7. On the Differentiation of Functions of Two or More Variables  125
        213. Let us consider first a function of only two variables x and y, which
        we will call V . Then its differential will have the form

                                 dV = pdx + qdy.

        If we let the quantity y remain constant, then dy = 0, so that the differential
        of the function V will be pdx. If, on the other hand, we let x remain
        constant, then dx = 0 and only y remains variable, so that the differential
        of V is equal to qdy. The result is that the rule for differentiating a function
        V of two variables x and y is as follows:
          Let only the first quantity x remain variable, while the second quantity y
        is treated as a constant. We take the differential of V , which will be equal
        to pdx. Then we let only the quantity y remain variable, while the other,
        x, is kept as constant and the differential is found, which will be equal to
        qdy. From these results, when we let both x and y be variable we have
        dV = pdx + qdy.
        214. In a similar way, when the function V is of three variables x, y, and
        z, the differential of this function has the form

                              dV = pdx + qdy + rdz.

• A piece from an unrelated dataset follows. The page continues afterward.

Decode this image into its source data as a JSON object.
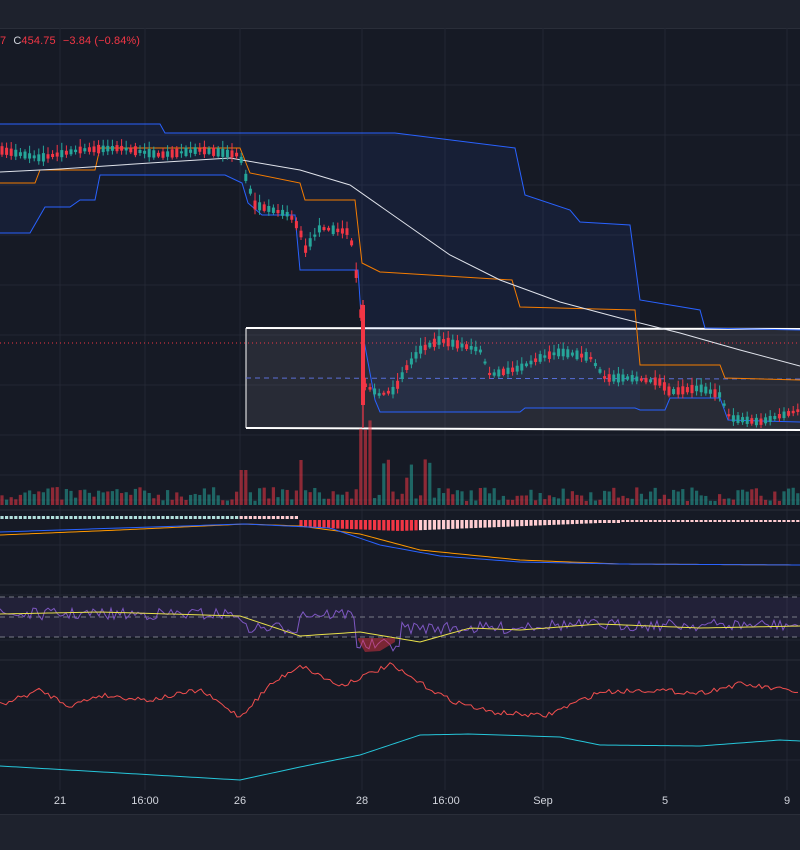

        It is clear that if only the quantity x is kept variable and the remaining y
        and z are kept constant, since dy = 0 and dz = 0, the differential of V will
        be equal to pdx. In a like manner we find the differential of V to be equal
        to qdy when x and z are constant while only y is variable. If x and y are
        treated as constants and only z is variable, we see that the differential of V
        is equal to rdz. Hence, in order to find the differential of a function of three
        or more variables, we consider individually each variable as if it alone were
        variable and then take the differential, considering the other quantities as
        constant. Then we take the sum of each of these differentials found with
        each individual quantity taken as variable. This sum will be the required
        differential of the given function.
        215. In this rule, which we have found for the differentiation of a function
        of however many variables, we have a demonstration of the general rule
        given above (paragraph 170) by means of which any function of one variable
        can be differentiated. If for each term of the function discussed in that
        place the variable is considered to be a different letter and then each term
        is successively differentiated in the way we have just prescribed, as if only
        that were variable, we then collect into one sum each of the differentials
        obtained in this way. This sum will be the desired differential after each
        of the individual letters has its value restored. Hence this rule has wide
        application to functions of several variables, no matter how they may be
        composed. Thus its use in all of differential calculus is quite wide.